En amont de Chicoutimi, le fjord devient une rivière qui est le seul émissaire des eaux du lac Saint-Jean et de son immense bassin hydrographique de 79 000 km2. La rivière Saguenay a un débit de 1200 m3/s avec des pointes de 1600 m3/s en période de crues. Cependant, elle n'aura jamais reçu autant d'eau que pendant la crue millénaire du 11 juillet 1996 au cours de laquelle il est tombé environ 180 mm de pluie en 36 h dans la région, une masse stagnante d'air humide venant en contact avec un courant froid dérivant du nord.

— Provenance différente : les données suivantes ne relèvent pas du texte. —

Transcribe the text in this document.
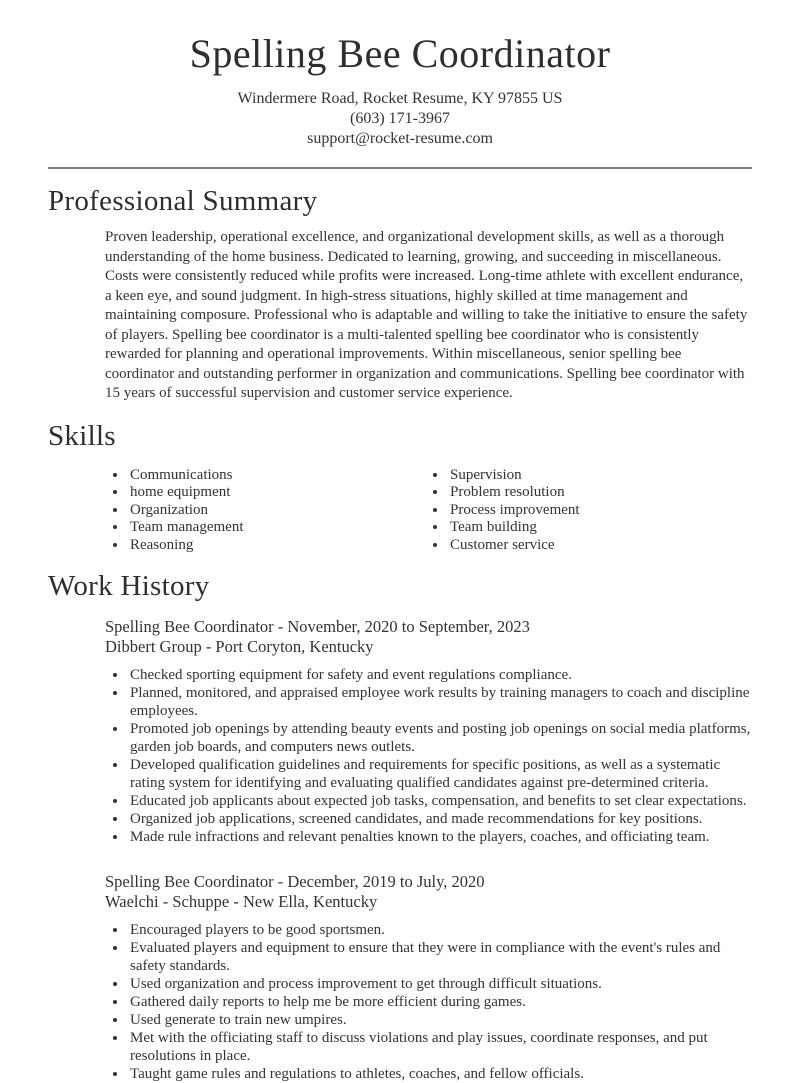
Spelling Bee Coordinator
Windermere Road, Rocket Resume, KY 97855 US
(603) 171-3967
support@rocket-resume.com
Professional Summary

Proven leadership, operational excellence, and organizational development skills, as well as a thorough understanding of the home business. Dedicated to learning, growing, and succeeding in miscellaneous. Costs were consistently reduced while profits were increased. Long-time athlete with excellent endurance, a keen eye, and sound judgment. In high-stress situations, highly skilled at time management and maintaining composure. Professional who is adaptable and willing to take the initiative to ensure the safety of players. Spelling bee coordinator is a multi-talented spelling bee coordinator who is consistently rewarded for planning and operational improvements. Within miscellaneous, senior spelling bee coordinator and outstanding performer in organization and communications. Spelling bee coordinator with 15 years of successful supervision and customer service experience.

Skills
• Communications
• home equipment
• Organization
• Team management
• Reasoning
• Supervision
• Problem resolution
• Process improvement
• Team building
• Customer service
Work History
Spelling Bee Coordinator - November, 2020 to September, 2023
Dibbert Group - Port Coryton, Kentucky
• Checked sporting equipment for safety and event regulations compliance.
• Planned, monitored, and appraised employee work results by training managers to coach and discipline employees.
• Promoted job openings by attending beauty events and posting job openings on social media platforms, garden job boards, and computers news outlets.
• Developed qualification guidelines and requirements for specific positions, as well as a systematic rating system for identifying and evaluating qualified candidates against pre-determined criteria.
• Educated job applicants about expected job tasks, compensation, and benefits to set clear expectations.
• Organized job applications, screened candidates, and made recommendations for key positions.
• Made rule infractions and relevant penalties known to the players, coaches, and officiating team.
Spelling Bee Coordinator - December, 2019 to July, 2020
Waelchi - Schuppe - New Ella, Kentucky
• Encouraged players to be good sportsmen.
• Evaluated players and equipment to ensure that they were in compliance with the event's rules and safety standards.
• Used organization and process improvement to get through difficult situations.
• Gathered daily reports to help me be more efficient during games.
• Used generate to train new umpires.
• Met with the officiating staff to discuss violations and play issues, coordinate responses, and put resolutions in place.
• Taught game rules and regulations to athletes, coaches, and fellow officials.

L'importance du débit de la rivière et surtout les nombreuses ruptures de pente du môle de Kénogami ont tôt fait d'attirer dans la région des usines énergivores telles les usines de pâtes et papiers et surtout les usines d'aluminium, les plus grandes du monde à Alma, Jonquière et Laterrière. Dans la course à l'hydroélectricité, le Saguenay a suivi de près le Saint-Maurice (voir Rivière Saint-Maurice). En 1925, le barrage de l'Isle-Maligne est érigé et le niveau du lac Saint-Jean est haussé de 5,3 m pour transformer le lac en un réservoir destiné à stabiliser le débit de la rivière. Dès lors, l'industrie métallurgique devient le moteur économique de la région. Pour les besoins des armées en guerre, on construit en hâte le grand barrage de Shipshaw qui apporte 896 Mw d'un coup. Les centrales du Saguenay vont hausser leur puissance installée à 2300 Mw dans cette région, dont le centre est la conurbation de Jonquière et Chicoutimi, forte de 166 000 habitants.
Le fjord du Saguenay est une richesse naturelle qui doit être préservée. De nombreuses espèces marines fréquentent ses eaux dont le béluga, le rorqual et la baleine bleue qui viennent s'alimenter à son embouchure. Un parc marin et un parc de conservation des terres riveraines ont été érigés pour préserver ce milieu sensible. Depuis plus d'un siècle, il y a constamment des croisières sur le Saguenay pour permettre aux touristes venus de partout admirer le fjord le plus accessible en Amérique du Nord. (Voir Parc du Saguenay; Rivière Saguenay.)